Nei mesi scorsi però l’azienda ha fatto investimenti per adeguarsi alla precedente normativa. "Non so quantificare ancora, ma parliamo minimo di diverse migliaia d’euro – afferma – tra gel disinfettanti, tavoli più grandi per il distanziamento sociale e trovare le soluzioni per le procedure da seguire. Essendo precisi e puntuali, abbiamo già pagato i fornitori per cui restano giacenze in magazzino di prodotti alimentari e bevande. Quello che più dispiace è che siamo costretti a buttare prodotti freschi". Spesso in passato Villa Anitori ha collaborato con l’associazione Foodbusters, sorta di 'acchiappacibo' per recuperare le eccedenze ad esempio ai banchetti; il cibo in più veniva dato alla Caritas o alle mense. "Considerate le ultime restrizioni – aggiunge Teodori – onde evitare qualsiasi tipo di problemi, questa volta dobbiamo rinunciare anche a questo". 

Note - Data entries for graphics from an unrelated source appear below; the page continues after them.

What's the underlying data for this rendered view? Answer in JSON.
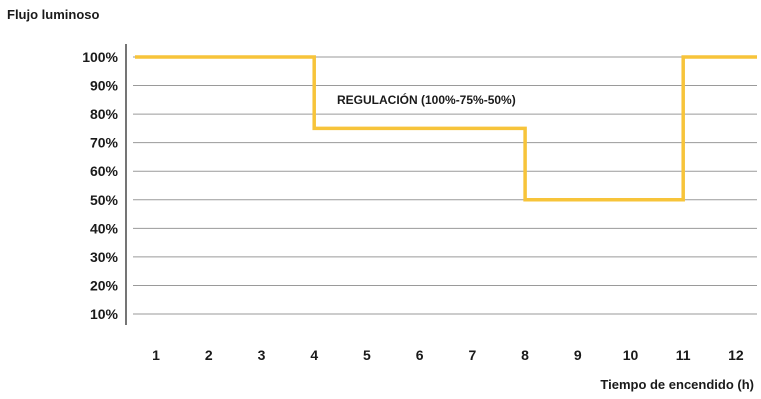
{
  "chart_data": {
    "type": "line",
    "step": true,
    "ylabel": "Flujo luminoso",
    "xlabel": "Tiempo de encendido (h)",
    "annotation": "REGULACIÓN (100%-75%-50%)",
    "yticks": [
      "100%",
      "90%",
      "80%",
      "70%",
      "60%",
      "50%",
      "40%",
      "30%",
      "20%",
      "10%"
    ],
    "ytick_values": [
      100,
      90,
      80,
      70,
      60,
      50,
      40,
      30,
      20,
      10
    ],
    "xticks": [
      "1",
      "2",
      "3",
      "4",
      "5",
      "6",
      "7",
      "8",
      "9",
      "10",
      "11",
      "12"
    ],
    "ylim": [
      10,
      100
    ],
    "xlim": [
      0.6,
      12.4
    ],
    "grid": true,
    "series": [
      {
        "color": "#F7C43A",
        "points": [
          {
            "x": 0.6,
            "y": 100
          },
          {
            "x": 4,
            "y": 100
          },
          {
            "x": 4,
            "y": 75
          },
          {
            "x": 8,
            "y": 75
          },
          {
            "x": 8,
            "y": 50
          },
          {
            "x": 11,
            "y": 50
          },
          {
            "x": 11,
            "y": 100
          },
          {
            "x": 12.4,
            "y": 100
          }
        ]
      }
    ]
  }
}
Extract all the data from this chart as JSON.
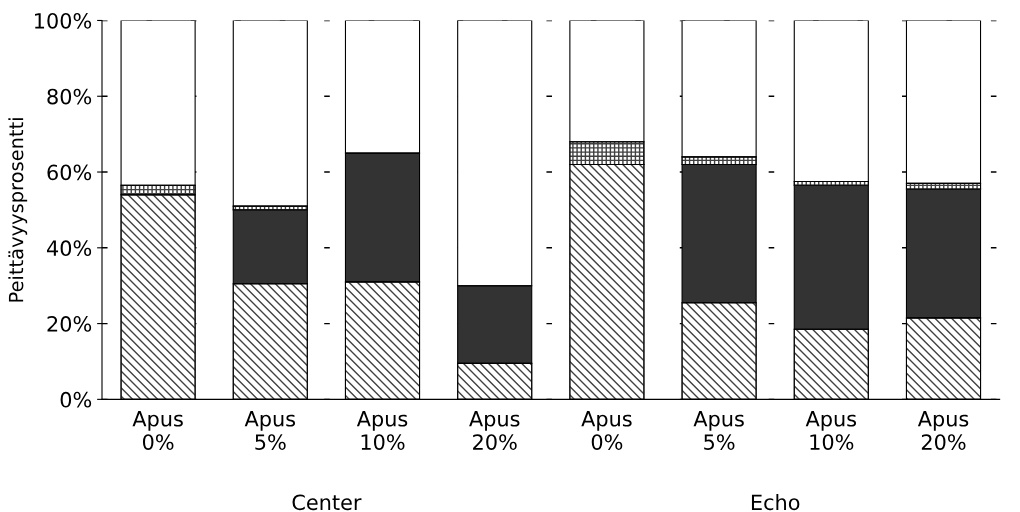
{
  "chart_data": {
    "type": "bar",
    "stacked": true,
    "ylabel": "Peittävyysprosentti",
    "categories": [
      "Apus\n0%",
      "Apus\n5%",
      "Apus\n10%",
      "Apus\n20%",
      "Apus\n0%",
      "Apus\n5%",
      "Apus\n10%",
      "Apus\n20%"
    ],
    "series": [
      {
        "color": "#404040",
        "values": [
          54,
          30.5,
          31,
          9.5,
          62,
          25.5,
          18.5,
          21.5
        ]
      },
      {
        "color": "#333333",
        "values": [
          0,
          19.5,
          34,
          20.5,
          0,
          36.5,
          38,
          34
        ]
      },
      {
        "color": "#404040",
        "values": [
          2.5,
          1,
          0,
          0,
          6,
          2,
          1,
          1.5
        ]
      },
      {
        "color": "#ffffff",
        "values": [
          43.5,
          49,
          35,
          70,
          32,
          36,
          42.5,
          43
        ]
      }
    ],
    "ylim": [
      0,
      100
    ],
    "yticks": [
      {
        "value": 0,
        "label": "0%"
      },
      {
        "value": 20,
        "label": "20%"
      },
      {
        "value": 40,
        "label": "40%"
      },
      {
        "value": 60,
        "label": "60%"
      },
      {
        "value": 80,
        "label": "80%"
      },
      {
        "value": 100,
        "label": "100%"
      }
    ],
    "grid": "y",
    "annotations": [
      "Center",
      "Echo"
    ]
  }
}
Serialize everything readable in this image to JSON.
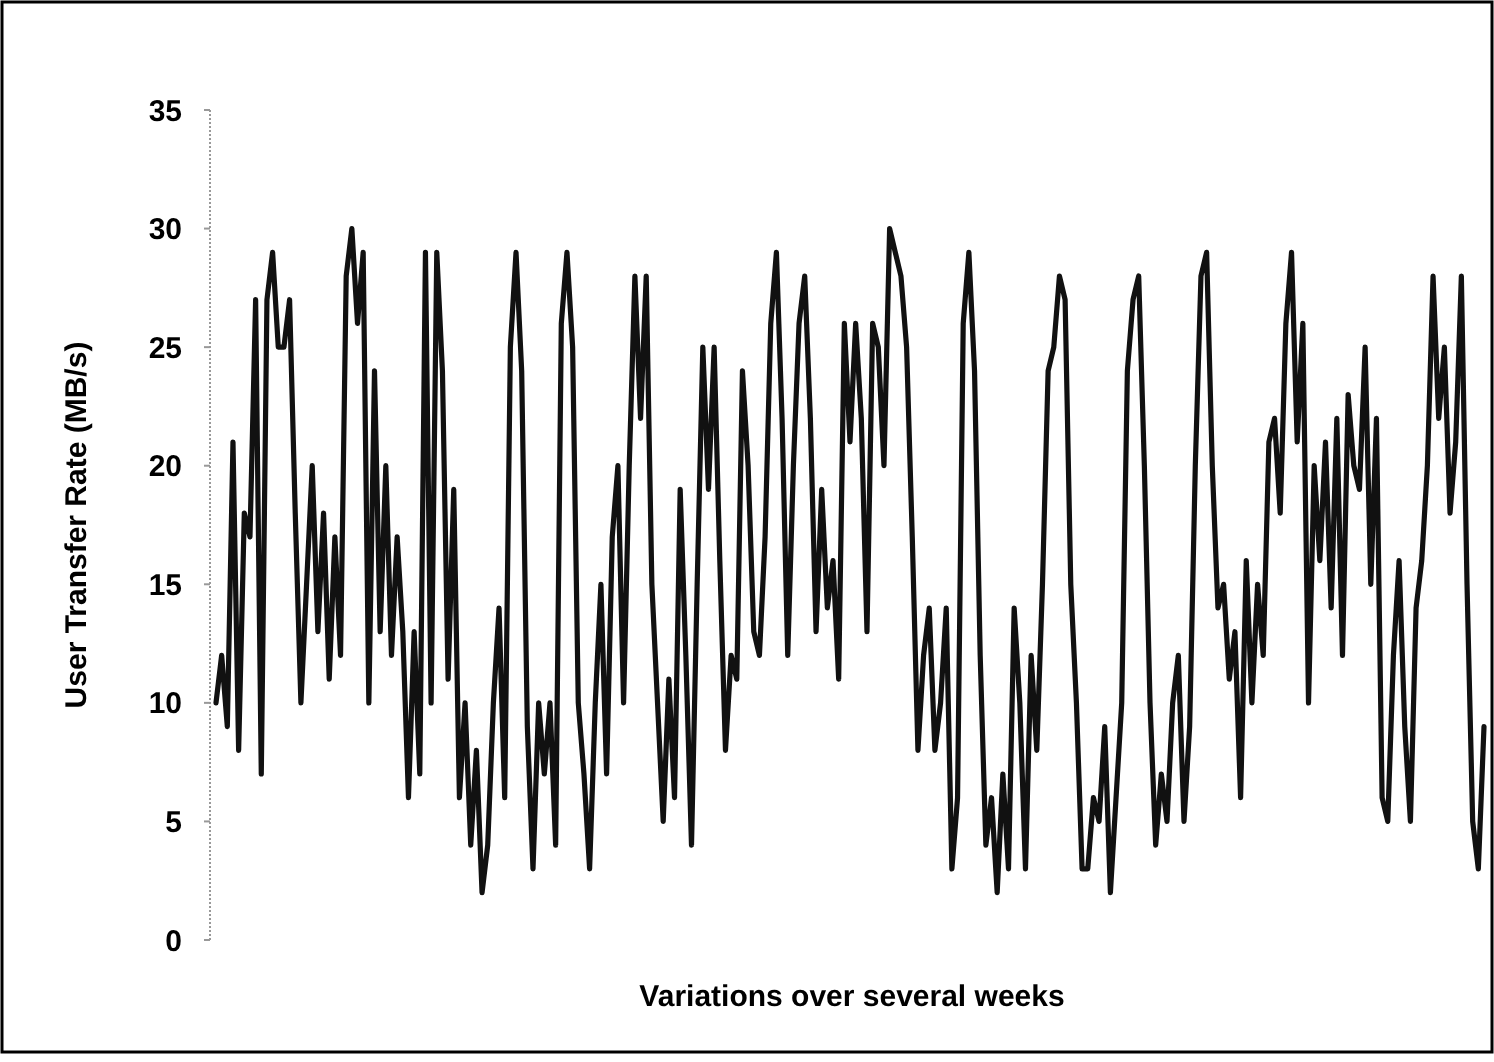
{
  "chart_data": {
    "type": "line",
    "xlabel": "Variations over several weeks",
    "ylabel": "User Transfer Rate (MB/s)",
    "ylim": [
      0,
      35
    ],
    "yticks": [
      0,
      5,
      10,
      15,
      20,
      25,
      30,
      35
    ],
    "grid": false,
    "tick_labels": "y",
    "marker": "none",
    "line_style": "solid",
    "categories": [
      null,
      null,
      null,
      null,
      null,
      null,
      null,
      null,
      null,
      null,
      null,
      null,
      null,
      null,
      null,
      null,
      null,
      null,
      null,
      null,
      null,
      null,
      null,
      null,
      null,
      null,
      null,
      null,
      null,
      null,
      null,
      null,
      null,
      null,
      null,
      null,
      null,
      null,
      null,
      null,
      null,
      null,
      null,
      null,
      null,
      null,
      null,
      null,
      null,
      null,
      null,
      null,
      null,
      null,
      null,
      null,
      null,
      null,
      null,
      null,
      null,
      null,
      null,
      null,
      null,
      null,
      null,
      null,
      null,
      null,
      null,
      null,
      null,
      null,
      null,
      null,
      null,
      null,
      null,
      null,
      null,
      null,
      null,
      null,
      null,
      null,
      null,
      null,
      null,
      null,
      null,
      null,
      null,
      null,
      null,
      null,
      null,
      null,
      null,
      null,
      null,
      null,
      null,
      null,
      null,
      null,
      null,
      null,
      null,
      null,
      null,
      null,
      null,
      null,
      null,
      null,
      null,
      null,
      null,
      null,
      null,
      null,
      null,
      null,
      null,
      null,
      null,
      null,
      null,
      null,
      null,
      null,
      null,
      null,
      null,
      null,
      null,
      null,
      null,
      null,
      null,
      null,
      null,
      null,
      null,
      null,
      null,
      null,
      null,
      null,
      null,
      null,
      null,
      null,
      null,
      null,
      null,
      null,
      null,
      null,
      null,
      null,
      null,
      null,
      null,
      null,
      null,
      null,
      null,
      null,
      null,
      null,
      null,
      null,
      null,
      null,
      null,
      null,
      null,
      null,
      null,
      null,
      null,
      null,
      null,
      null,
      null,
      null,
      null,
      null,
      null,
      null,
      null,
      null,
      null,
      null,
      null,
      null,
      null,
      null,
      null,
      null,
      null,
      null,
      null,
      null,
      null,
      null,
      null,
      null,
      null,
      null,
      null,
      null,
      null,
      null,
      null,
      null,
      null,
      null,
      null,
      null,
      null,
      null,
      null
    ],
    "series": [
      {
        "color": "#111111",
        "values": [
          10,
          12,
          9,
          21,
          8,
          18,
          17,
          27,
          7,
          27,
          29,
          25,
          25,
          27,
          18,
          10,
          15,
          20,
          13,
          18,
          11,
          17,
          12,
          28,
          30,
          26,
          29,
          10,
          24,
          13,
          20,
          12,
          17,
          13,
          6,
          13,
          7,
          29,
          10,
          29,
          24,
          11,
          19,
          6,
          10,
          4,
          8,
          2,
          4,
          10,
          14,
          6,
          25,
          29,
          24,
          9,
          3,
          10,
          7,
          10,
          4,
          26,
          29,
          25,
          10,
          7,
          3,
          10,
          15,
          7,
          17,
          20,
          10,
          20,
          28,
          22,
          28,
          15,
          10,
          5,
          11,
          6,
          19,
          12,
          4,
          15,
          25,
          19,
          25,
          16,
          8,
          12,
          11,
          24,
          20,
          13,
          12,
          17,
          26,
          29,
          22,
          12,
          20,
          26,
          28,
          22,
          13,
          19,
          14,
          16,
          11,
          26,
          21,
          26,
          22,
          13,
          26,
          25,
          20,
          30,
          29,
          28,
          25,
          17,
          8,
          12,
          14,
          8,
          10,
          14,
          3,
          6,
          26,
          29,
          24,
          12,
          4,
          6,
          2,
          7,
          3,
          14,
          10,
          3,
          12,
          8,
          15,
          24,
          25,
          28,
          27,
          15,
          10,
          3,
          3,
          6,
          5,
          9,
          2,
          6,
          10,
          24,
          27,
          28,
          20,
          10,
          4,
          7,
          5,
          10,
          12,
          5,
          9,
          20,
          28,
          29,
          20,
          14,
          15,
          11,
          13,
          6,
          16,
          10,
          15,
          12,
          21,
          22,
          18,
          26,
          29,
          21,
          26,
          10,
          20,
          16,
          21,
          14,
          22,
          12,
          23,
          20,
          19,
          25,
          15,
          22,
          6,
          5,
          12,
          16,
          9,
          5,
          14,
          16,
          20,
          28,
          22,
          25,
          18,
          21,
          28,
          15,
          5,
          3,
          9
        ]
      }
    ]
  }
}
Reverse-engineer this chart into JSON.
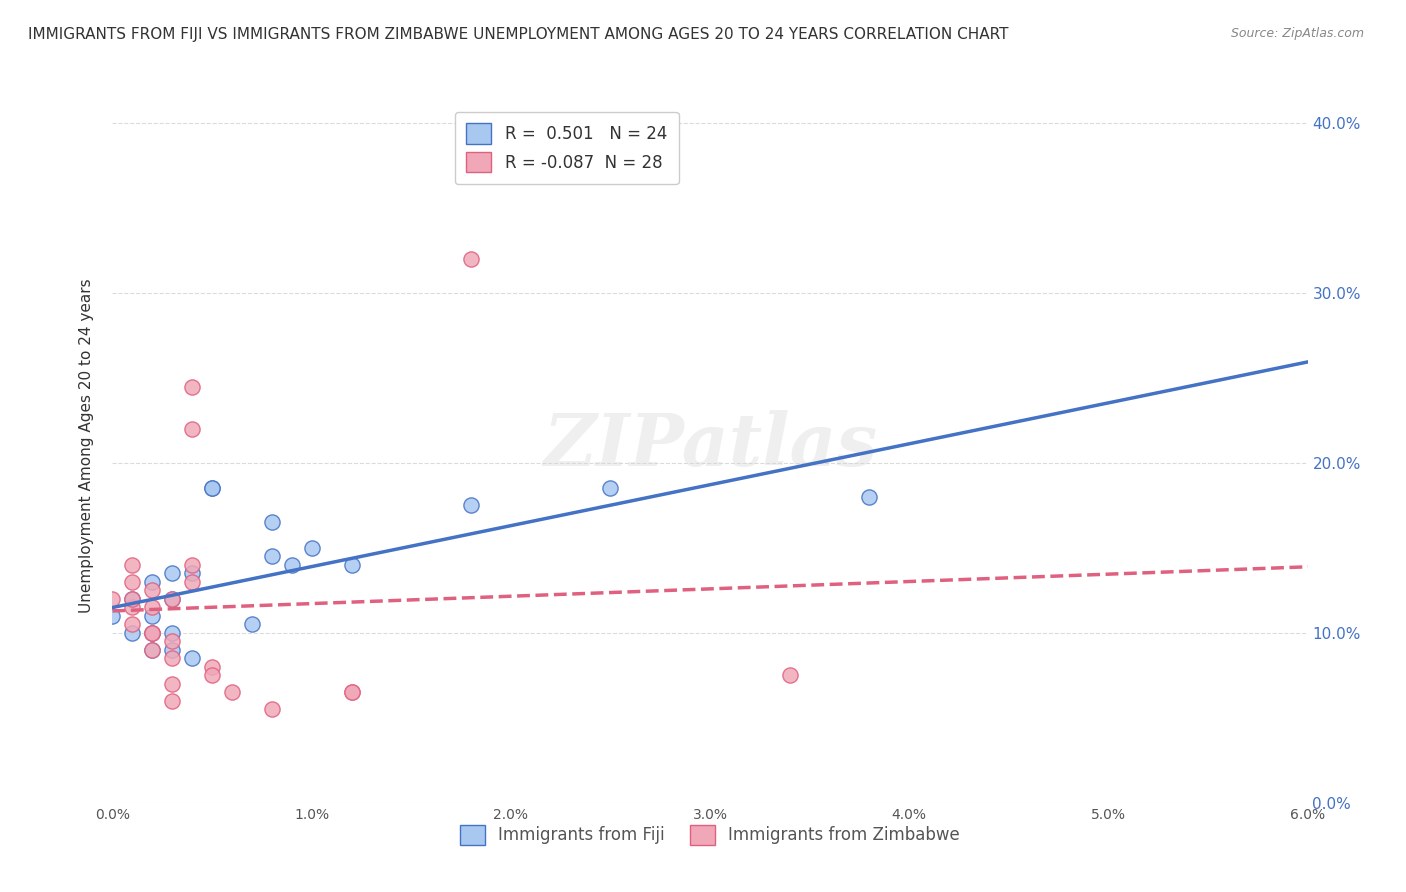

Il giovane imprenditore si dice sfiduciato. "Credo poco nel ripensamento del governo – commenta – e non penso nemmeno ci vengano dati i contributi promessi (gli aiuti con bonifico sui conti correnti annunciati da Conte, ndr). Se sono delle elemosine, tipo i 600 euro di marzo, sarei tentato di rifiutarli perché è umiliante se paragonato a quanto abbiamo perso". Per una decina di dipendenti, dai camerieri ai cuochi, scatta la cassa integrazione (in base al decreto Agosto, non sfruttata finora). "Anticiperemo noi la cifra puntualmente ogni fine mese – conclude – perché siamo un’azienda seria e sana. Mi auguro che per i lavoratori a chiamata, che purtroppo a marzo non hanno visto un euro, questa volta vada meglio". Intanto l’executive chef Paolo Paciaroni ha spento i fornelli e impacchettato le padelle. Nella speranza che gli attrezzi del mestiere vengano appesi al chiodo per il minor tempo possibile.